Shake off old routines, introduce new processes: Many companies changed and made their structures more flexible within a very short time in order to be able to act and be successful in the new reality. Strict division of labour and rigid organisation in silos no longer have a place in this process. In the future, companies will not only promote the development of their organisation and its employees: Teams are becoming increasingly important as a new organisational unit and are formulating their own needs for the working world of the future.
Self-organised teams with different expertise and skills are beginning to share their knowledge and work on projects with common goals. Managers can promote this change. In the end, however, it is the people themselves who have to live the change. They make the difference. And they make the success. To achieve this, companies must not only change their structures and rethink their management style. They need to create technical and social framework conditions in which teams can freely develop their skills and potential. This is how you empower people. And this is how companies remain flexible and adaptable.
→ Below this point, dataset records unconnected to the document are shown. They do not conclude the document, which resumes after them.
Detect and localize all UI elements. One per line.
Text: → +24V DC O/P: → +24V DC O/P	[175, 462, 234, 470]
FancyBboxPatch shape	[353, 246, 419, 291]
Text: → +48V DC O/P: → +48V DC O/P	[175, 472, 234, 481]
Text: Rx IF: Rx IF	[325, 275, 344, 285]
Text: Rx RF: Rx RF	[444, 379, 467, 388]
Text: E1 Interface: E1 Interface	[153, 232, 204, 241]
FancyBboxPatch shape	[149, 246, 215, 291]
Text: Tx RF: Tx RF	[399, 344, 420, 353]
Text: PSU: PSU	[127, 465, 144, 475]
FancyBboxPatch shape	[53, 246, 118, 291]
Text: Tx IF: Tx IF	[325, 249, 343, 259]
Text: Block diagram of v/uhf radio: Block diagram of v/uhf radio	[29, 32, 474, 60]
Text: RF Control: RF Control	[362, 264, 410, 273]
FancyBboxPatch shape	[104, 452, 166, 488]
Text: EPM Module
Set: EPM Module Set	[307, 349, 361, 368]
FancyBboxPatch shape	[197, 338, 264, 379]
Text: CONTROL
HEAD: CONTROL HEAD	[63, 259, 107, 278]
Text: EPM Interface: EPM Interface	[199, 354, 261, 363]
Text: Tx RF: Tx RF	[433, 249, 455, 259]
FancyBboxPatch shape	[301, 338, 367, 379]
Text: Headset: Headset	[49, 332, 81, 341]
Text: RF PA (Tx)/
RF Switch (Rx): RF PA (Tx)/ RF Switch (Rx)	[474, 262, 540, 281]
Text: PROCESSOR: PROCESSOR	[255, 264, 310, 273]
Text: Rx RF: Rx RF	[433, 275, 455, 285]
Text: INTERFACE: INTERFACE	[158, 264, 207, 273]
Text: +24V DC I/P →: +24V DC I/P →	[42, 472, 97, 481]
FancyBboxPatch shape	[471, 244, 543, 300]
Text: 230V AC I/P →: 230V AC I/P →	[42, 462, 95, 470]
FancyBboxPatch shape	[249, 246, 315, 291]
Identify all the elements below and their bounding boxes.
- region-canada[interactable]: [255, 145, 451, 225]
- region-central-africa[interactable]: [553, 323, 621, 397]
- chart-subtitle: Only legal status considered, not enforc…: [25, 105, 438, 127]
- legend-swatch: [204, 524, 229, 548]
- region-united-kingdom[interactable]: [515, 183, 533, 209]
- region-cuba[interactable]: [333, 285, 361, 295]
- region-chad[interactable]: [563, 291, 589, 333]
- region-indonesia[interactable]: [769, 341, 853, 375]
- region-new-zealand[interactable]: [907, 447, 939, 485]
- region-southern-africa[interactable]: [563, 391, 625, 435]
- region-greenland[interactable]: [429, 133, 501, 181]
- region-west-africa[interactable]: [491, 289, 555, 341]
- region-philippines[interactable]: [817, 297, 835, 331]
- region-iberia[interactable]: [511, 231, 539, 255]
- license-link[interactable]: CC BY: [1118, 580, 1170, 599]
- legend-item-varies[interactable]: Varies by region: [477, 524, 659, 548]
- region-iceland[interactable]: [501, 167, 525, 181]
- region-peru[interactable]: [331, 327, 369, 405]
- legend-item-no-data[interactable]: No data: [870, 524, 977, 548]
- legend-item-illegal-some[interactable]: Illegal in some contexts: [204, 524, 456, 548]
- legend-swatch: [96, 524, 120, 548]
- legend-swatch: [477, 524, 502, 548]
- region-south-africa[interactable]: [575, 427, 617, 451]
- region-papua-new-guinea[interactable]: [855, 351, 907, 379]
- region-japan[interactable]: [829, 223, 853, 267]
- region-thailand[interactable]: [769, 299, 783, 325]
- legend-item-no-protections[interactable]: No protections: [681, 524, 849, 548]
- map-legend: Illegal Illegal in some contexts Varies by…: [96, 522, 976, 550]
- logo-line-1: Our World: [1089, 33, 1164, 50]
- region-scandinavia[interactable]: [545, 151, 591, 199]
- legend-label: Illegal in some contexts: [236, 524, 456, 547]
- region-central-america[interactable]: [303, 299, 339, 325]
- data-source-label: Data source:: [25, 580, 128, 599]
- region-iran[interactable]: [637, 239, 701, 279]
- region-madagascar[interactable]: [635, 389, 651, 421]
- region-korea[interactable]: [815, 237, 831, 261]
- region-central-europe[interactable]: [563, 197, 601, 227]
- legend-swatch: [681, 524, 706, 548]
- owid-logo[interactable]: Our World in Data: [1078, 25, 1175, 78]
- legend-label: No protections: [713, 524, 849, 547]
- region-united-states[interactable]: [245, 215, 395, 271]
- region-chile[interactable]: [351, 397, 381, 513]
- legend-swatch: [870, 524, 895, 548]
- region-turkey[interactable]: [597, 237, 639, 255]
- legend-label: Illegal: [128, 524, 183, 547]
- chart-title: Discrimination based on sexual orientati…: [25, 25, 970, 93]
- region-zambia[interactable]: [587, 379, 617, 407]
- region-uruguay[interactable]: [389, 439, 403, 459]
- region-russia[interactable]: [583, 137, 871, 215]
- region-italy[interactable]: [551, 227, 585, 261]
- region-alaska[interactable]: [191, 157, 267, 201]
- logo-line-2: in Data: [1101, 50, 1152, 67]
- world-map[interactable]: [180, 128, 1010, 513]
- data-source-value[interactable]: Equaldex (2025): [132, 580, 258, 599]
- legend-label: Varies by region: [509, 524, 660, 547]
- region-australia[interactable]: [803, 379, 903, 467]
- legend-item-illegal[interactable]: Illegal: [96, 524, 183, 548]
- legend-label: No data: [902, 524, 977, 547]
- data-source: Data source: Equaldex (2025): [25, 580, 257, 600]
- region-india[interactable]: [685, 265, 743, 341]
3. create the right framework

Whether mobile workplaces, innovative and interactive tools or individual, context-dependent learning opportunities: In recent months, many companies have equipped their teams with mobile devices, sent them to the home office and enabled them to work together. With tools such as Microsoft Teams or Zoom, they facilitated communication between employees and promoted their networking as well as further education and training in hybrid workspaces. Teams worked on their projects independently of time and place via cloud storage such as OneDrive or Dropbox.
The pandemic will be over one day. What will remain is our complex world with its challenges. According to the Microsoft Work Trend Index, 73 per cent of employees want to be able to switch flexibly between face-to-face and mobile work in the future. 66 percent of companies say they want to develop workplaces for hybrid working. This means a paradigm shift that is urgently needed and must be shaped.
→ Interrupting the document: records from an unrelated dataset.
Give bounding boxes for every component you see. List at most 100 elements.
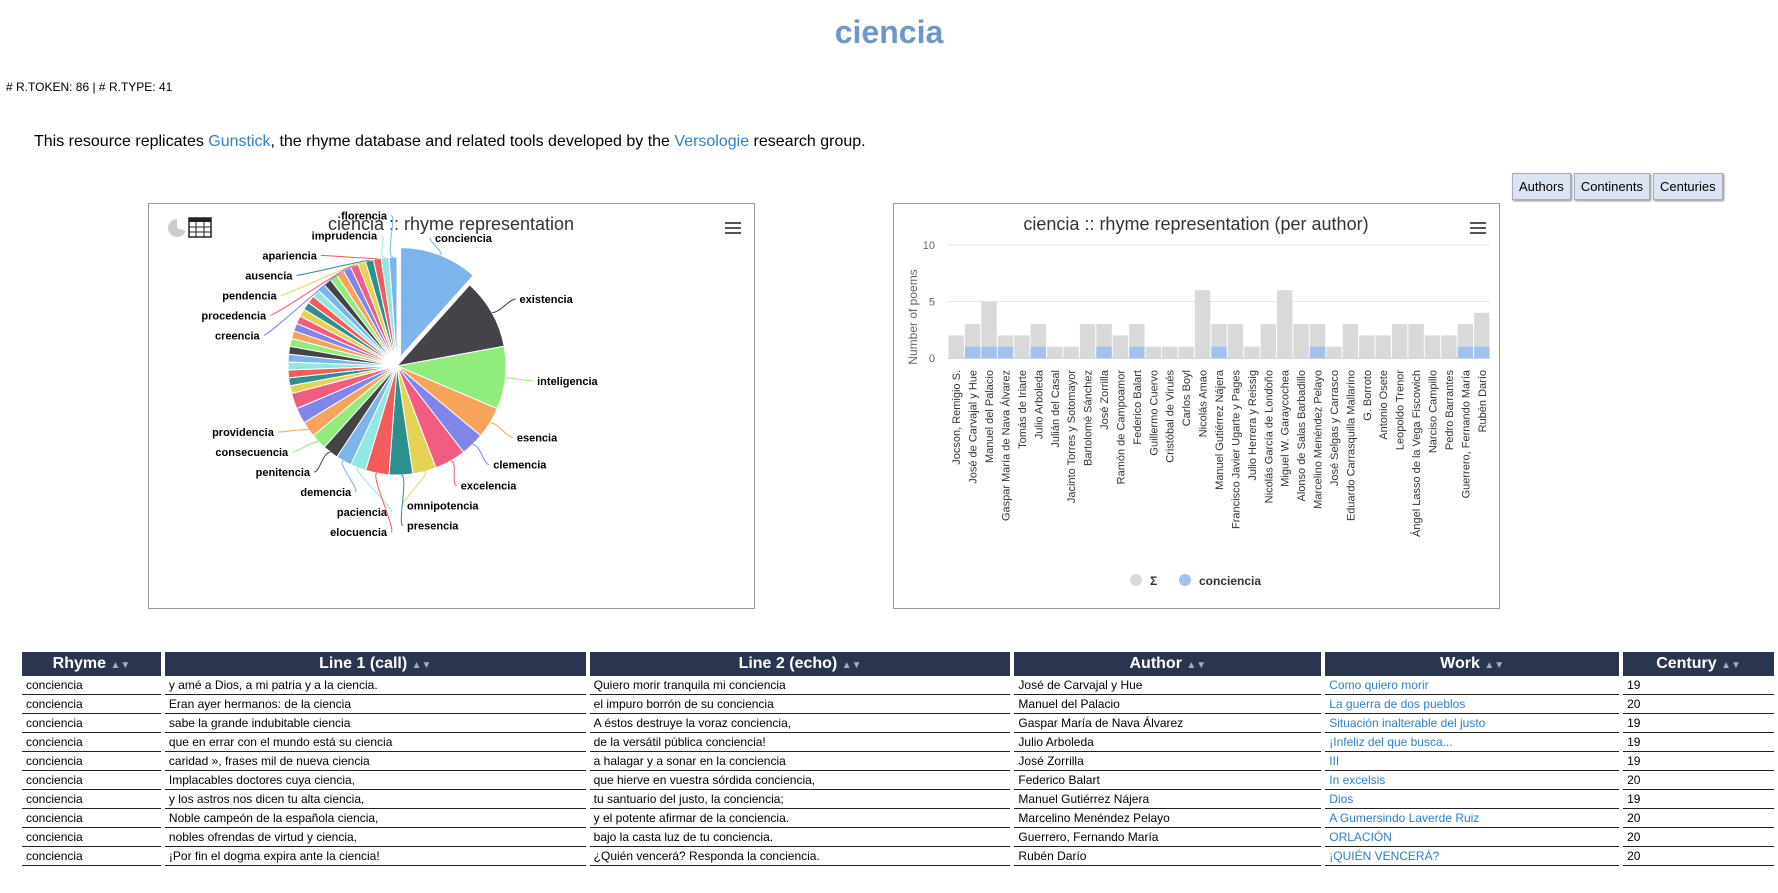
pie-label-apariencia: apariencia: [262, 250, 317, 262]
pie-slice-florencia[interactable]: [388, 256, 398, 367]
bar-conciencia[interactable]: [997, 346, 1014, 358]
cell-century: 19: [1623, 714, 1774, 733]
bar-total[interactable]: [1391, 324, 1408, 358]
bar-total[interactable]: [981, 301, 997, 359]
bar-conciencia[interactable]: [964, 346, 981, 358]
work-link[interactable]: ORLACIÓN: [1329, 830, 1392, 844]
legend-conciencia-marker[interactable]: [1179, 574, 1191, 586]
pie-connector: [429, 237, 442, 256]
work-link[interactable]: Situación inalterable del justo: [1329, 716, 1486, 730]
bar-total[interactable]: [1359, 335, 1375, 358]
bar-conciencia[interactable]: [1457, 346, 1474, 358]
bar-total[interactable]: [1194, 290, 1211, 358]
bar-total[interactable]: [1244, 346, 1260, 358]
cell-line1: que en errar con el mundo está su cienci…: [164, 733, 586, 752]
sort-icon[interactable]: ▲▼: [841, 660, 862, 671]
pie-slice-existencia[interactable]: [395, 284, 505, 367]
header-line1[interactable]: Line 1 (call) ▲▼: [164, 652, 586, 676]
cell-line2: que hierve en vuestra sórdida conciencia…: [589, 771, 1011, 790]
bar-conciencia[interactable]: [1474, 346, 1490, 358]
bar-x-tick-label: Federico Balart: [1132, 370, 1144, 445]
cell-line1: nobles ofrendas de virtud y ciencia,: [164, 828, 586, 847]
legend-sigma-label[interactable]: Σ: [1150, 574, 1157, 588]
sort-icon[interactable]: ▲▼: [1721, 660, 1741, 671]
bar-conciencia[interactable]: [1096, 346, 1112, 358]
bar-conciencia[interactable]: [1309, 346, 1326, 358]
sort-icon[interactable]: ▲▼: [1186, 660, 1207, 671]
bar-total[interactable]: [1063, 346, 1079, 358]
bar-total[interactable]: [1408, 324, 1424, 358]
work-link[interactable]: III: [1329, 754, 1340, 768]
sort-icon[interactable]: ▲▼: [411, 660, 432, 671]
pie-label-presencia: presencia: [407, 520, 459, 532]
work-link[interactable]: ¡Infeliz del que busca...: [1329, 735, 1453, 749]
bar-x-tick-label: José Zorrilla: [1099, 369, 1111, 430]
pie-connector: [277, 428, 309, 433]
table-row: conciencia Noble campeón de la española c…: [22, 809, 1774, 828]
pie-connector: [400, 474, 405, 526]
bar-total[interactable]: [1260, 324, 1276, 358]
bar-conciencia[interactable]: [1211, 346, 1227, 358]
bar-total[interactable]: [1342, 324, 1359, 358]
header-work[interactable]: Work ▲▼: [1325, 652, 1620, 676]
sort-icon[interactable]: ▲▼: [1484, 660, 1505, 671]
bar-total[interactable]: [1375, 335, 1391, 358]
bar-total[interactable]: [1145, 346, 1162, 358]
pie-label-demencia: demencia: [300, 487, 352, 499]
gunstick-link[interactable]: Gunstick: [208, 133, 271, 150]
sort-icon[interactable]: ▲▼: [110, 660, 131, 671]
work-link[interactable]: ¡QUIÉN VENCERÁ?: [1329, 849, 1440, 863]
bar-total[interactable]: [1162, 346, 1178, 358]
work-link[interactable]: A Gumersindo Laverde Ruiz: [1329, 811, 1480, 825]
bar-total[interactable]: [948, 335, 964, 358]
legend-sigma-marker[interactable]: [1130, 574, 1142, 586]
bar-conciencia[interactable]: [1030, 346, 1047, 358]
header-rhyme[interactable]: Rhyme ▲▼: [22, 652, 161, 676]
pie-connector: [505, 377, 534, 382]
bar-menu-icon[interactable]: [1470, 222, 1486, 236]
continents-button[interactable]: Continents: [1573, 173, 1650, 200]
cell-century: 20: [1623, 695, 1774, 714]
work-link[interactable]: Dios: [1329, 792, 1354, 806]
bar-total[interactable]: [1293, 324, 1309, 358]
cell-line2: de la versátil pública conciencia!: [589, 733, 1011, 752]
pie-menu-icon[interactable]: [725, 222, 741, 236]
cell-author: José de Carvajal y Hue: [1014, 676, 1322, 695]
pie-chart-icon[interactable]: [168, 218, 187, 237]
cell-line1: Eran ayer hermanos: de la ciencia: [164, 695, 586, 714]
legend-conciencia-label[interactable]: conciencia: [1199, 574, 1261, 588]
bar-total[interactable]: [1326, 346, 1342, 358]
work-link[interactable]: In excelsis: [1329, 773, 1386, 787]
work-link[interactable]: La guerra de dos pueblos: [1329, 697, 1466, 711]
bar-total[interactable]: [1424, 335, 1441, 358]
bar-conciencia[interactable]: [981, 346, 997, 358]
pie-slice-conciencia[interactable]: [400, 247, 475, 358]
bar-total[interactable]: [1441, 335, 1457, 358]
bar-conciencia[interactable]: [1129, 346, 1145, 358]
header-line2[interactable]: Line 2 (echo) ▲▼: [589, 652, 1011, 676]
cell-line2: Quiero morir tranquila mi conciencia: [589, 676, 1011, 695]
authors-button[interactable]: Authors: [1512, 173, 1571, 200]
bar-total[interactable]: [1014, 335, 1030, 358]
cell-work: In excelsis: [1325, 771, 1620, 790]
pie-label-clemencia: clemencia: [493, 460, 547, 472]
versologie-link[interactable]: Versologie: [674, 133, 750, 150]
work-link[interactable]: Como quiero morir: [1329, 678, 1429, 692]
bar-total[interactable]: [1112, 335, 1129, 358]
header-century[interactable]: Century ▲▼: [1623, 652, 1774, 676]
pie-label-ausencia: ausencia: [245, 270, 293, 282]
cell-line2: y el potente afirmar de la conciencia.: [589, 809, 1011, 828]
cell-line1: y amé a Dios, a mi patria y a la ciencia…: [164, 676, 586, 695]
bar-total[interactable]: [1227, 324, 1244, 358]
table-icon[interactable]: [188, 217, 212, 238]
centuries-button[interactable]: Centuries: [1652, 173, 1723, 200]
bar-total[interactable]: [1079, 324, 1096, 358]
bar-total[interactable]: [1178, 346, 1194, 358]
cell-rhyme: conciencia: [22, 714, 161, 733]
cell-work: Situación inalterable del justo: [1325, 714, 1620, 733]
header-author[interactable]: Author ▲▼: [1014, 652, 1322, 676]
pie-label-excelencia: excelencia: [461, 480, 518, 492]
bar-total[interactable]: [1047, 346, 1063, 358]
bar-chart-title: ciencia :: rhyme representation (per aut…: [1023, 214, 1368, 234]
bar-total[interactable]: [1276, 290, 1293, 358]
4. Utilise the potential of digitisation

For the transformation process described above, digitisation is the key. Before the pandemic, it presented us with major challenges. Frankly, the constant harping on digitisation and the digital transformation described on everyone's lips sometimes became tiresome to many. However, our globally networked world with its complex economic, political and social interrelationships would be unthinkable without the internet, modern software and technologies. Data and its processing only developed into the "oil of the 21st century" with the help of machine learning methods. In the pandemic, we learned what digitisation enables us to do. It gives us new and creative ways to deal with challenges and turn disadvantages into advantages.

Conclusion: Many challenges, one key

In the globalised world, digital communication tools allow us to communicate across time zones and oceans with business partners, colleagues and friends. Innovative tools allow us to create new work environments where teams work on projects in new constellations. We have tested these experiences and celebrated our first successes. Now we need to consistently implement the change that was announced long before the pandemic. Learning from experience and using the new knowledge is the way to go. One thing has finally become clear: We can only overcome the coming challenges creatively, together and with the help of modern, digital solutions.